Mars One project which aims to send 100 people on Mars. Credit Mars One
Taming the brutal environment of Mars for future human explorers to survive and thrive there may demand a touch of “ecopoiesis,” the creation of an ecosystem able to support life.
The NASA Innovative Advanced Concepts (NIAC) Program is funding cutting-edge work by Eugene Boland, chief scientist at Techshot Inc. of Greenville, Indiana. The scientist has been busy working in the firm’s “Mars room,” which houses a test chamber capable of simulating the Red Planet’s atmospheric pressure, day-night temperature changes and the solar radiation that cascades upon the planet’s surface.

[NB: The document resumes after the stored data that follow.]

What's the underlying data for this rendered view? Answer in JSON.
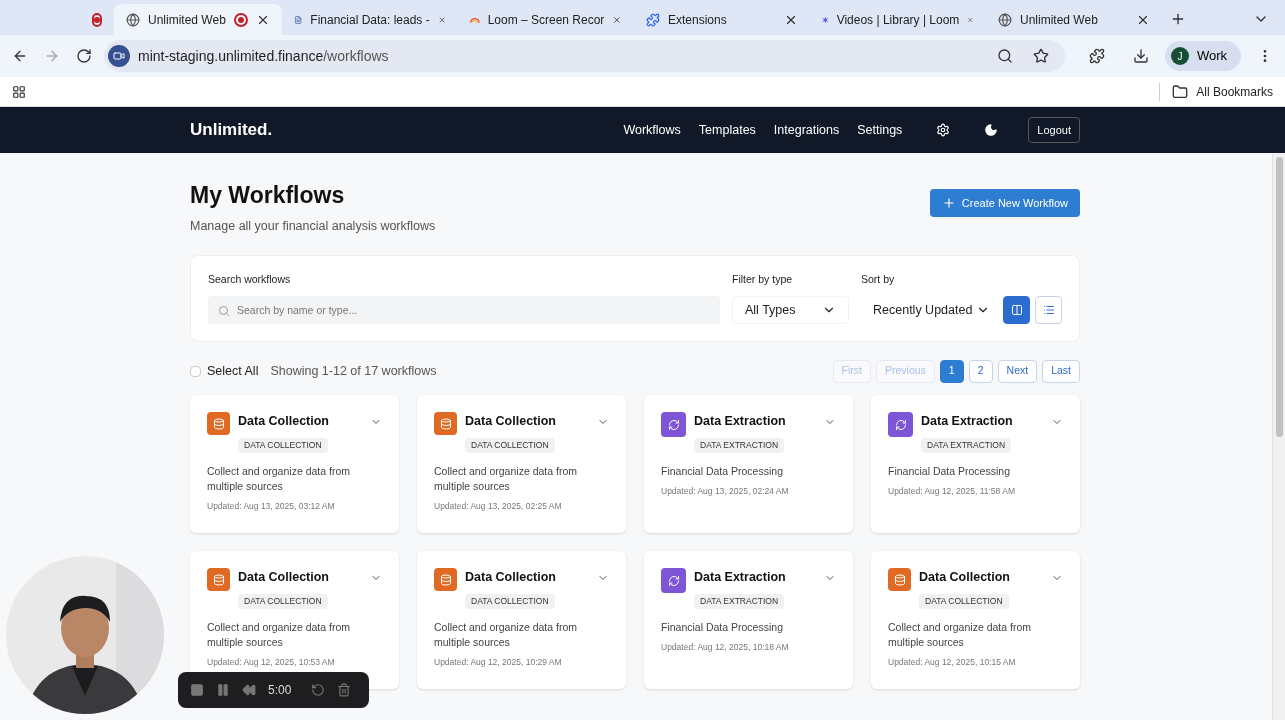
{
  "browser": {
    "tabs": [
      {
        "kind": "record",
        "selected": false,
        "recording": false
      },
      {
        "kind": "globe",
        "title": "Unlimited Web",
        "selected": true,
        "recording": true
      },
      {
        "kind": "doc",
        "title": "Financial Data: leads -",
        "selected": false,
        "recording": false
      },
      {
        "kind": "rainbow",
        "title": "Loom – Screen Recor",
        "selected": false,
        "recording": false
      },
      {
        "kind": "puzzle",
        "title": "Extensions",
        "selected": false,
        "recording": false
      },
      {
        "kind": "star",
        "title": "Videos | Library | Loom",
        "selected": false,
        "recording": false
      },
      {
        "kind": "globe",
        "title": "Unlimited Web",
        "selected": false,
        "recording": false
      }
    ],
    "address_host": "mint-staging.unlimited.finance",
    "address_path": "/workflows",
    "profile_initial": "J",
    "profile_label": "Work",
    "bookmarks": "All Bookmarks"
  },
  "nav": {
    "brand": "Unlimited.",
    "links": [
      "Workflows",
      "Templates",
      "Integrations",
      "Settings"
    ],
    "logout": "Logout"
  },
  "page": {
    "title": "My Workflows",
    "subtitle": "Manage all your financial analysis workflows",
    "create_button": "Create New Workflow"
  },
  "filters": {
    "search_label": "Search workflows",
    "search_placeholder": "Search by name or type...",
    "filter_label": "Filter by type",
    "filter_value": "All Types",
    "sort_label": "Sort by",
    "sort_value": "Recently Updated",
    "views": [
      {
        "kind": "grid",
        "selected": true
      },
      {
        "kind": "list",
        "selected": false
      }
    ]
  },
  "select_all": {
    "label": "Select All",
    "checked": false
  },
  "showing": "Showing 1-12 of 17 workflows",
  "pagination": [
    {
      "label": "First",
      "disabled": true,
      "selected": false
    },
    {
      "label": "Previous",
      "disabled": true,
      "selected": false
    },
    {
      "label": "1",
      "disabled": false,
      "selected": true
    },
    {
      "label": "2",
      "disabled": false,
      "selected": false
    },
    {
      "label": "Next",
      "disabled": false,
      "selected": false
    },
    {
      "label": "Last",
      "disabled": false,
      "selected": false
    }
  ],
  "cards": [
    {
      "kind": "collection",
      "title": "Data Collection",
      "tag": "DATA COLLECTION",
      "description": "Collect and organize data from multiple sources",
      "updated": "Updated: Aug 13, 2025, 03:12 AM"
    },
    {
      "kind": "collection",
      "title": "Data Collection",
      "tag": "DATA COLLECTION",
      "description": "Collect and organize data from multiple sources",
      "updated": "Updated: Aug 13, 2025, 02:25 AM"
    },
    {
      "kind": "extraction",
      "title": "Data Extraction",
      "tag": "DATA EXTRACTION",
      "description": "Financial Data Processing",
      "updated": "Updated: Aug 13, 2025, 02:24 AM"
    },
    {
      "kind": "extraction",
      "title": "Data Extraction",
      "tag": "DATA EXTRACTION",
      "description": "Financial Data Processing",
      "updated": "Updated: Aug 12, 2025, 11:58 AM"
    },
    {
      "kind": "collection",
      "title": "Data Collection",
      "tag": "DATA COLLECTION",
      "description": "Collect and organize data from multiple sources",
      "updated": "Updated: Aug 12, 2025, 10:53 AM"
    },
    {
      "kind": "collection",
      "title": "Data Collection",
      "tag": "DATA COLLECTION",
      "description": "Collect and organize data from multiple sources",
      "updated": "Updated: Aug 12, 2025, 10:29 AM"
    },
    {
      "kind": "extraction",
      "title": "Data Extraction",
      "tag": "DATA EXTRACTION",
      "description": "Financial Data Processing",
      "updated": "Updated: Aug 12, 2025, 10:18 AM"
    },
    {
      "kind": "collection",
      "title": "Data Collection",
      "tag": "DATA COLLECTION",
      "description": "Collect and organize data from multiple sources",
      "updated": "Updated: Aug 12, 2025, 10:15 AM"
    }
  ],
  "recorder": {
    "timer": "5:00"
  }
}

Inside the Mars room, Boland and his team are testing the viability of using ecosystem-building pioneer organisms to churn out oxygen by using Martian regolith. Some organisms within the test bed experiment planted on the Red Planet also could remove nitrogen from the Martian soil.
“This is a possible way to support a human mission to Mars, producing oxygen without having to send heavy gas canisters. Let’s send microbes and let them do the heavy-lifting for us.”
Ultimately, biodomes on Mars that enclose ecopoiesis-provided oxygen through bacterial or algae-driven conversion systems might dot the Red Planet, housing expeditionary teams, Boland suggests.